The useless days will add up to something. The shitty waitressing jobs. The hours writing in your journal. The long meandering walks. The hours reading poetry and story collections and novels and dead people’s diaries and wondering about sex and God and whether you should shave under your arms or not. These things are your becoming.
Acceptance is a small, quiet room.
I’d read the column before (it is wrenching, and you should read it all, if you haven’t), but I needed to hear it right then, too. Maybe I always need to be hearing it, these reminders and reassurances. Acceptance: a surprisingly hard thing to come to.
The thing about being in your 20s, I think, more than the mask of irony and self-consciousness and insecurity, is uncertainty: a sense of possibility.
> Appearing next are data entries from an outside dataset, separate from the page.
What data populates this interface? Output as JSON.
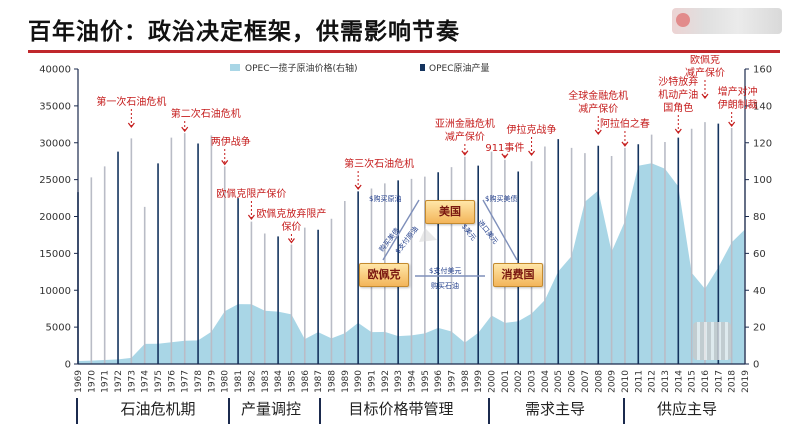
{
  "title": "百年油价：政治决定框架，供需影响节奏",
  "chart_data": {
    "type": "area",
    "legend": [
      "OPEC一揽子原油价格(右轴)",
      "OPEC原油产量"
    ],
    "colors": {
      "price_area": "#a9d6e6",
      "production_bar": "#14335e",
      "annotation": "#c51d1d",
      "axis": "#1b2a4d",
      "grid_dash": "#6c7fb0"
    },
    "x_labels": [
      "1969",
      "1970",
      "1971",
      "1972",
      "1973",
      "1974",
      "1975",
      "1976",
      "1977",
      "1978",
      "1979",
      "1980",
      "1981",
      "1982",
      "1983",
      "1984",
      "1985",
      "1986",
      "1987",
      "1988",
      "1989",
      "1990",
      "1991",
      "1992",
      "1993",
      "1994",
      "1995",
      "1996",
      "1997",
      "1998",
      "1999",
      "2000",
      "2001",
      "2002",
      "2003",
      "2004",
      "2005",
      "2006",
      "2007",
      "2008",
      "2009",
      "2010",
      "2011",
      "2012",
      "2013",
      "2014",
      "2015",
      "2016",
      "2017",
      "2018",
      "2019"
    ],
    "left_axis": {
      "min": 0,
      "max": 40000,
      "ticks": [
        0,
        5000,
        10000,
        15000,
        20000,
        25000,
        30000,
        35000,
        40000
      ]
    },
    "right_axis": {
      "min": 0,
      "max": 160,
      "ticks": [
        0,
        20,
        40,
        60,
        80,
        100,
        120,
        140,
        160
      ]
    },
    "series": [
      {
        "name": "OPEC一揽子原油价格(右轴)",
        "axis": "right",
        "values": [
          1.6,
          1.8,
          2.2,
          2.5,
          3.3,
          10.9,
          11.0,
          11.8,
          12.6,
          12.8,
          17.5,
          28.6,
          32.5,
          32.4,
          28.9,
          28.4,
          26.9,
          13.5,
          17.3,
          13.9,
          16.7,
          22.3,
          17.3,
          17.4,
          15.1,
          15.5,
          16.6,
          19.6,
          17.6,
          11.6,
          16.9,
          26.3,
          22.3,
          23.2,
          27.3,
          34.7,
          50.2,
          58.5,
          88.0,
          94.1,
          60.9,
          77.4,
          107.5,
          108.9,
          105.9,
          96.3,
          49.5,
          40.8,
          52.4,
          66.0,
          73.0
        ]
      },
      {
        "name": "OPEC原油产量",
        "axis": "left",
        "values": [
          23300,
          25300,
          26800,
          28800,
          30600,
          21300,
          27200,
          30700,
          31300,
          29900,
          31000,
          26800,
          22500,
          19300,
          17700,
          17300,
          16200,
          18500,
          18200,
          19700,
          22100,
          23400,
          23800,
          24500,
          24900,
          25100,
          25400,
          26000,
          26700,
          28100,
          26900,
          28800,
          27700,
          26100,
          27500,
          29500,
          30500,
          29300,
          28600,
          29600,
          28200,
          29300,
          29800,
          31100,
          30100,
          30700,
          31900,
          32800,
          32600,
          32000,
          29800
        ]
      }
    ],
    "annotations": [
      {
        "text": "第一次石油危机",
        "x": "1973"
      },
      {
        "text": "第二次石油危机",
        "x": "1977"
      },
      {
        "text": "两伊战争",
        "x": "1980"
      },
      {
        "text": "欧佩克限产保价",
        "x": "1982"
      },
      {
        "text": "欧佩克放弃限产保价",
        "x": "1985"
      },
      {
        "text": "第三次石油危机",
        "x": "1990"
      },
      {
        "text": "亚洲金融危机减产保价",
        "x": "1998"
      },
      {
        "text": "911事件",
        "x": "2001"
      },
      {
        "text": "伊拉克战争",
        "x": "2003"
      },
      {
        "text": "全球金融危机减产保价",
        "x": "2008"
      },
      {
        "text": "阿拉伯之春",
        "x": "2010"
      },
      {
        "text": "沙特放弃机动产油国角色",
        "x": "2014"
      },
      {
        "text": "欧佩克减产保价",
        "x": "2016"
      },
      {
        "text": "增产对冲伊朗制裁",
        "x": "2018"
      }
    ],
    "periods": [
      "石油危机期",
      "产量调控",
      "目标价格带管理",
      "需求主导",
      "供应主导"
    ]
  },
  "diagram": {
    "nodes": {
      "top": "美国",
      "left": "欧佩克",
      "right": "消费国"
    },
    "edges": {
      "top_left_text": "$购买原油",
      "top_right_text": "$购买美债",
      "left_up_a": "购买美债",
      "left_up_b": "$支付原油",
      "right_up_a": "$美元",
      "right_up_b": "进口美元",
      "bottom_upper": "$支付美元",
      "bottom_lower": "购买石油"
    }
  }
}
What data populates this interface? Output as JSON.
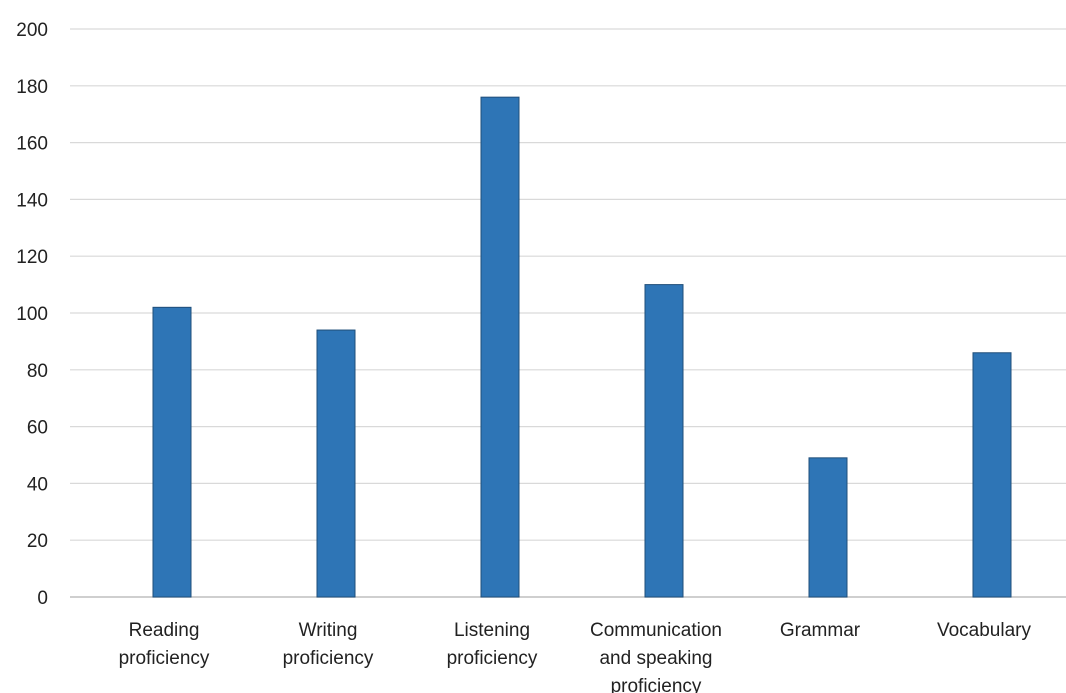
{
  "chart_data": {
    "type": "bar",
    "title": "",
    "xlabel": "",
    "ylabel": "",
    "ylim": [
      0,
      200
    ],
    "yticks": [
      0,
      20,
      40,
      60,
      80,
      100,
      120,
      140,
      160,
      180,
      200
    ],
    "grid": true,
    "categories": [
      [
        "Reading",
        "proficiency"
      ],
      [
        "Writing",
        "proficiency"
      ],
      [
        "Listening",
        "proficiency"
      ],
      [
        "Communication",
        "and speaking",
        "proficiency"
      ],
      [
        "Grammar"
      ],
      [
        "Vocabulary"
      ]
    ],
    "values": [
      102,
      94,
      176,
      110,
      49,
      86
    ],
    "bar_color": "#2e75b6",
    "bar_edge_color": "#1f4e79",
    "grid_color": "#d9d9d9"
  }
}
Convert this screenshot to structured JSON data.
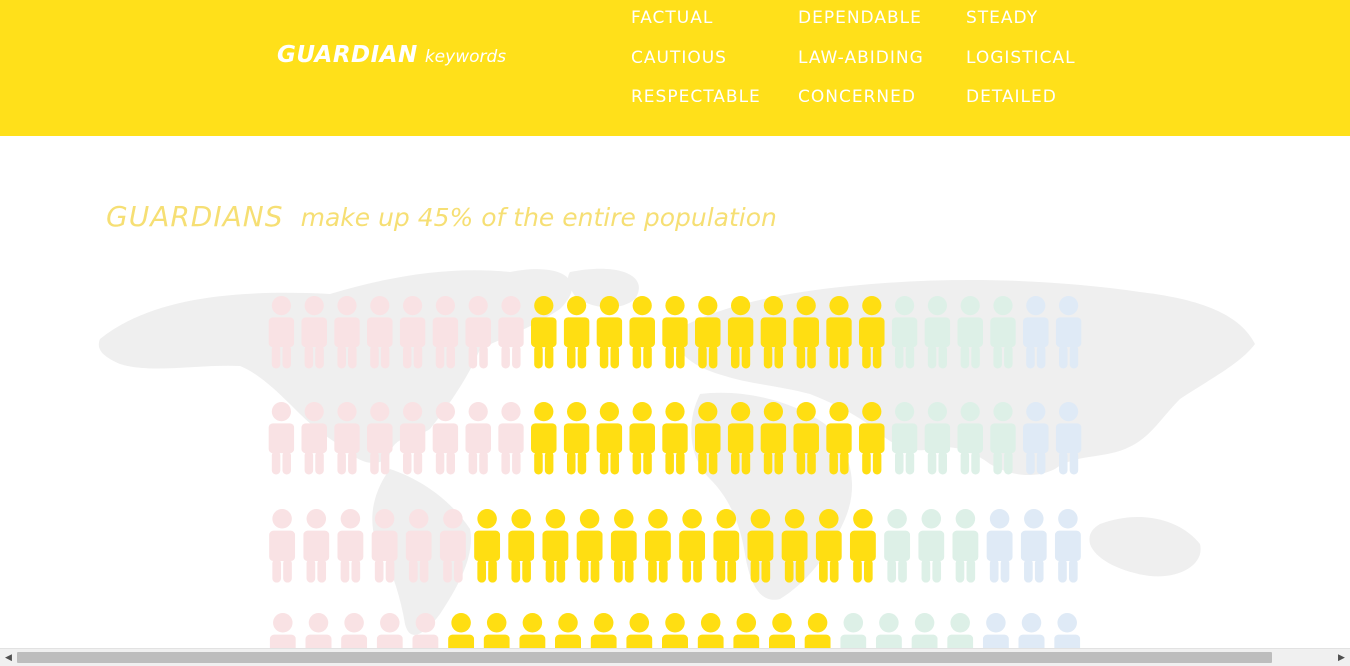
{
  "header": {
    "brand_main": "GUARDIAN",
    "brand_sub": "keywords",
    "keywords": [
      "FACTUAL",
      "DEPENDABLE",
      "STEADY",
      "CAUTIOUS",
      "LAW-ABIDING",
      "LOGISTICAL",
      "RESPECTABLE",
      "CONCERNED",
      "DETAILED"
    ]
  },
  "headline": {
    "main": "GUARDIANS",
    "sub": "make up 45% of the entire population"
  },
  "colors": {
    "header_bg": "#ffe01a",
    "guardian": "#ffde12",
    "other_pink": "#f9e2e4",
    "other_green": "#ddf0e7",
    "other_blue": "#dfeaf6",
    "headline": "#f6df74"
  },
  "population_rows": [
    {
      "pink": 8,
      "yellow": 11,
      "green": 4,
      "blue": 2
    },
    {
      "pink": 8,
      "yellow": 11,
      "green": 4,
      "blue": 2
    },
    {
      "pink": 6,
      "yellow": 12,
      "green": 3,
      "blue": 3
    },
    {
      "pink": 5,
      "yellow": 11,
      "green": 4,
      "blue": 3
    }
  ],
  "scrollbar": {
    "left_arrow_icon": "triangle-left-icon",
    "right_arrow_icon": "triangle-right-icon"
  }
}
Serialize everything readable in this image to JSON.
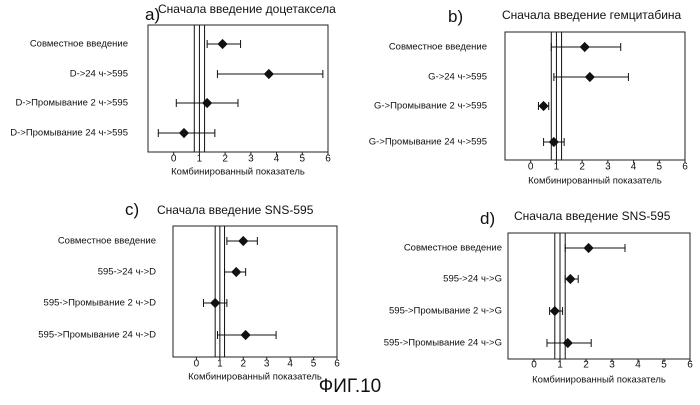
{
  "figure_caption": "ФИГ.10",
  "chart_data": [
    {
      "type": "forest",
      "panel_label": "a)",
      "title": "Сначала введение доцетаксела",
      "xlabel": "Комбинированный показатель",
      "xlim": [
        -1,
        6
      ],
      "xticks": [
        0,
        1,
        2,
        3,
        4,
        5,
        6
      ],
      "reference_band": [
        0.8,
        1.2
      ],
      "rows": [
        {
          "label": "Совместное введение",
          "value": 1.9,
          "ci": [
            1.3,
            2.6
          ]
        },
        {
          "label": "D->24 ч->595",
          "value": 3.7,
          "ci": [
            1.7,
            5.8
          ]
        },
        {
          "label": "D->Промывание 2 ч->595",
          "value": 1.3,
          "ci": [
            0.1,
            2.5
          ]
        },
        {
          "label": "D->Промывание 24 ч->595",
          "value": 0.4,
          "ci": [
            -0.6,
            1.6
          ]
        }
      ]
    },
    {
      "type": "forest",
      "panel_label": "b)",
      "title": "Сначала введение гемцитабина",
      "xlabel": "Комбинированный показатель",
      "xlim": [
        -1,
        6
      ],
      "xticks": [
        0,
        1,
        2,
        3,
        4,
        5,
        6
      ],
      "reference_band": [
        0.8,
        1.2
      ],
      "rows": [
        {
          "label": "Совместное введение",
          "value": 2.1,
          "ci": [
            0.8,
            3.5
          ]
        },
        {
          "label": "G->24 ч->595",
          "value": 2.3,
          "ci": [
            0.9,
            3.8
          ]
        },
        {
          "label": "G->Промывание 2 ч->595",
          "value": 0.5,
          "ci": [
            0.3,
            0.7
          ]
        },
        {
          "label": "G->Промывание 24 ч->595",
          "value": 0.9,
          "ci": [
            0.5,
            1.3
          ]
        }
      ]
    },
    {
      "type": "forest",
      "panel_label": "c)",
      "title": "Сначала введение SNS-595",
      "xlabel": "Комбинированный показатель",
      "xlim": [
        -1,
        6
      ],
      "xticks": [
        0,
        1,
        2,
        3,
        4,
        5,
        6
      ],
      "reference_band": [
        0.8,
        1.2
      ],
      "rows": [
        {
          "label": "Совместное введение",
          "value": 2.0,
          "ci": [
            1.3,
            2.6
          ]
        },
        {
          "label": "595->24 ч->D",
          "value": 1.7,
          "ci": [
            1.2,
            2.1
          ]
        },
        {
          "label": "595->Промывание 2 ч->D",
          "value": 0.8,
          "ci": [
            0.3,
            1.3
          ]
        },
        {
          "label": "595->Промывание 24 ч->D",
          "value": 2.1,
          "ci": [
            0.9,
            3.4
          ]
        }
      ]
    },
    {
      "type": "forest",
      "panel_label": "d)",
      "title": "Сначала введение SNS-595",
      "xlabel": "Комбинированный показатель",
      "xlim": [
        -1,
        6
      ],
      "xticks": [
        0,
        1,
        2,
        3,
        4,
        5,
        6
      ],
      "reference_band": [
        0.8,
        1.2
      ],
      "rows": [
        {
          "label": "Совместное введение",
          "value": 2.1,
          "ci": [
            1.2,
            3.5
          ]
        },
        {
          "label": "595->24 ч->G",
          "value": 1.4,
          "ci": [
            1.2,
            1.7
          ]
        },
        {
          "label": "595->Промывание 2 ч->G",
          "value": 0.8,
          "ci": [
            0.6,
            1.1
          ]
        },
        {
          "label": "595->Промывание 24 ч->G",
          "value": 1.3,
          "ci": [
            0.5,
            2.2
          ]
        }
      ]
    }
  ]
}
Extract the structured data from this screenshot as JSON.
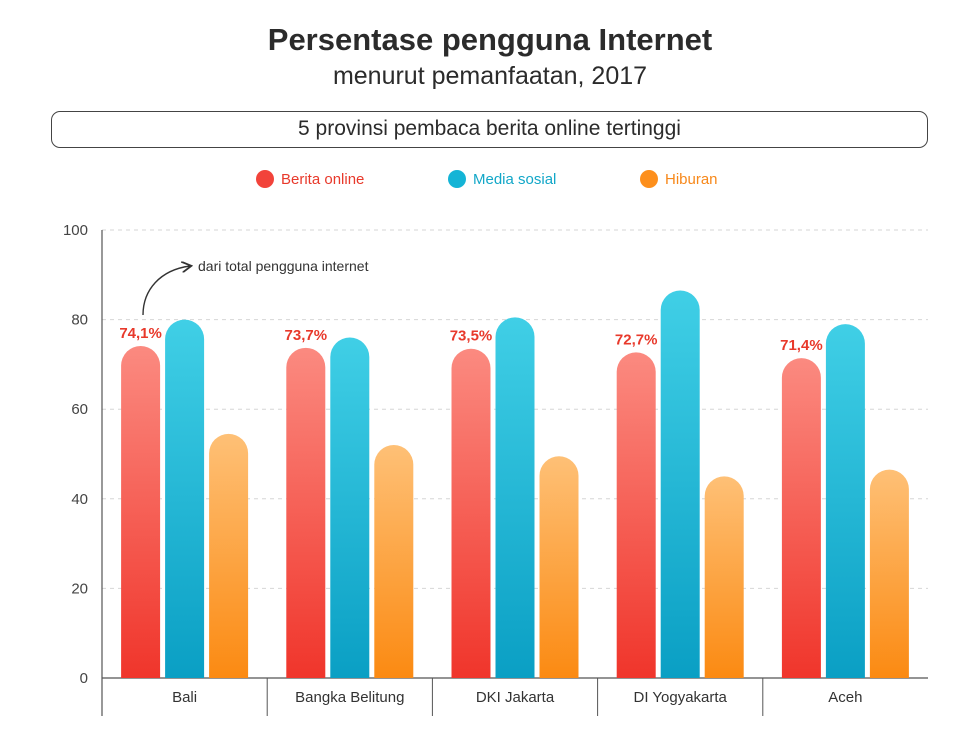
{
  "title": "Persentase pengguna Internet",
  "subtitle": "menurut pemanfaatan, 2017",
  "subheading": "5 provinsi pembaca berita online tertinggi",
  "annotation": "dari total pengguna internet",
  "colors": {
    "berita": "#f2433a",
    "media": "#14b4d6",
    "hiburan": "#fd8f1c"
  },
  "chart_data": {
    "type": "bar",
    "categories": [
      "Bali",
      "Bangka Belitung",
      "DKI Jakarta",
      "DI Yogyakarta",
      "Aceh"
    ],
    "series": [
      {
        "name": "Berita online",
        "values": [
          74.1,
          73.7,
          73.5,
          72.7,
          71.4
        ],
        "labels": [
          "74,1%",
          "73,7%",
          "73,5%",
          "72,7%",
          "71,4%"
        ]
      },
      {
        "name": "Media sosial",
        "values": [
          80,
          76,
          80.5,
          86.5,
          79
        ]
      },
      {
        "name": "Hiburan",
        "values": [
          54.5,
          52,
          49.5,
          45,
          46.5
        ]
      }
    ],
    "ylim": [
      0,
      100
    ],
    "yticks": [
      "0",
      "20",
      "40",
      "60",
      "80",
      "100"
    ],
    "grid": true,
    "legend_position": "top-center"
  }
}
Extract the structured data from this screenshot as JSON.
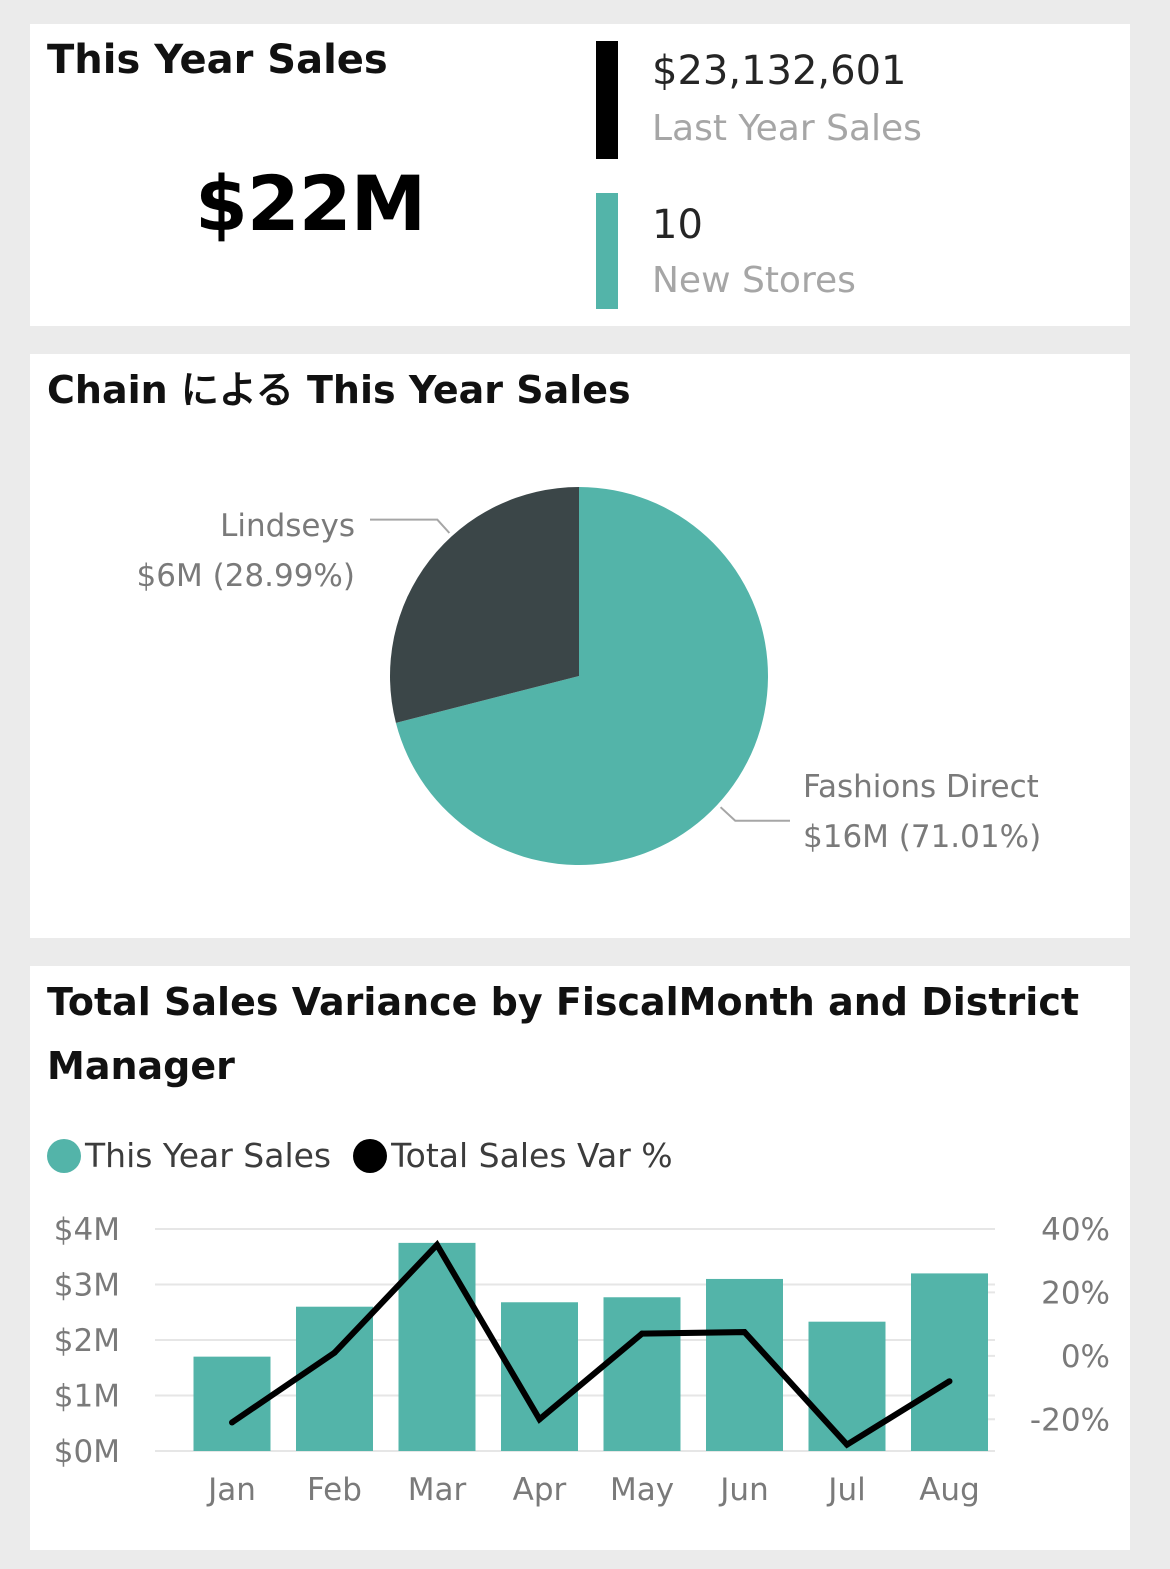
{
  "kpi": {
    "title": "This Year Sales",
    "value": "$22M",
    "last_year_value": "$23,132,601",
    "last_year_label": "Last Year Sales",
    "new_stores_value": "10",
    "new_stores_label": "New Stores"
  },
  "colors": {
    "teal": "#53b4a9",
    "dark": "#3b4648",
    "black": "#000000"
  },
  "chart_data": [
    {
      "type": "pie",
      "title": "Chain による This Year Sales",
      "slices": [
        {
          "name": "Fashions Direct",
          "value_label": "$16M (71.01%)",
          "percent": 71.01,
          "color": "#53b4a9"
        },
        {
          "name": "Lindseys",
          "value_label": "$6M (28.99%)",
          "percent": 28.99,
          "color": "#3b4648"
        }
      ]
    },
    {
      "type": "bar",
      "title": "Total Sales Variance by FiscalMonth and District Manager",
      "legend": [
        {
          "name": "This Year Sales",
          "color": "#53b4a9"
        },
        {
          "name": "Total Sales Var %",
          "color": "#000000"
        }
      ],
      "categories": [
        "Jan",
        "Feb",
        "Mar",
        "Apr",
        "May",
        "Jun",
        "Jul",
        "Aug"
      ],
      "series": [
        {
          "name": "This Year Sales",
          "kind": "bar",
          "axis": "left",
          "values": [
            1.7,
            2.6,
            3.75,
            2.68,
            2.77,
            3.1,
            2.33,
            3.2
          ]
        },
        {
          "name": "Total Sales Var %",
          "kind": "line",
          "axis": "right",
          "values": [
            -21,
            1,
            35,
            -20,
            7,
            7.5,
            -28,
            -8
          ]
        }
      ],
      "y_left": {
        "min": 0,
        "max": 4,
        "ticks": [
          0,
          1,
          2,
          3,
          4
        ],
        "tick_labels": [
          "$0M",
          "$1M",
          "$2M",
          "$3M",
          "$4M"
        ]
      },
      "y_right": {
        "min": -30,
        "max": 40,
        "ticks": [
          -20,
          0,
          20,
          40
        ],
        "tick_labels": [
          "-20%",
          "0%",
          "20%",
          "40%"
        ]
      },
      "grid": true,
      "legend_position": "top-left"
    }
  ]
}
A stranger (very drunk, very enthusiastic) at a party recently asked me what I wanted in life, and I stared at him, suddenly confused. Was it possible to convey right then everything that I ever wanted? I want to be a famous writer, I said, but that was over simplistic, and not exactly true. How could I explain the thing that I didn’t even entirely understand myself? Could I have told him that what I want is to be living always with that feeling, that dreamlike sense of purpose, of unreality, that shadows you after you see something very wonderful—a play, a movie, a book?
It comes in other times, too. Like, on a walk without a destination on a cool summer night, on a rooftop where you can’t see stars but see the Empire State Building instead. Is that something you can explain? Is that something that’s ever, really, achievable?
And for the woman, bathing in the golden streak of her room: if no one ever arrives, will she stand there until even after her sun sets?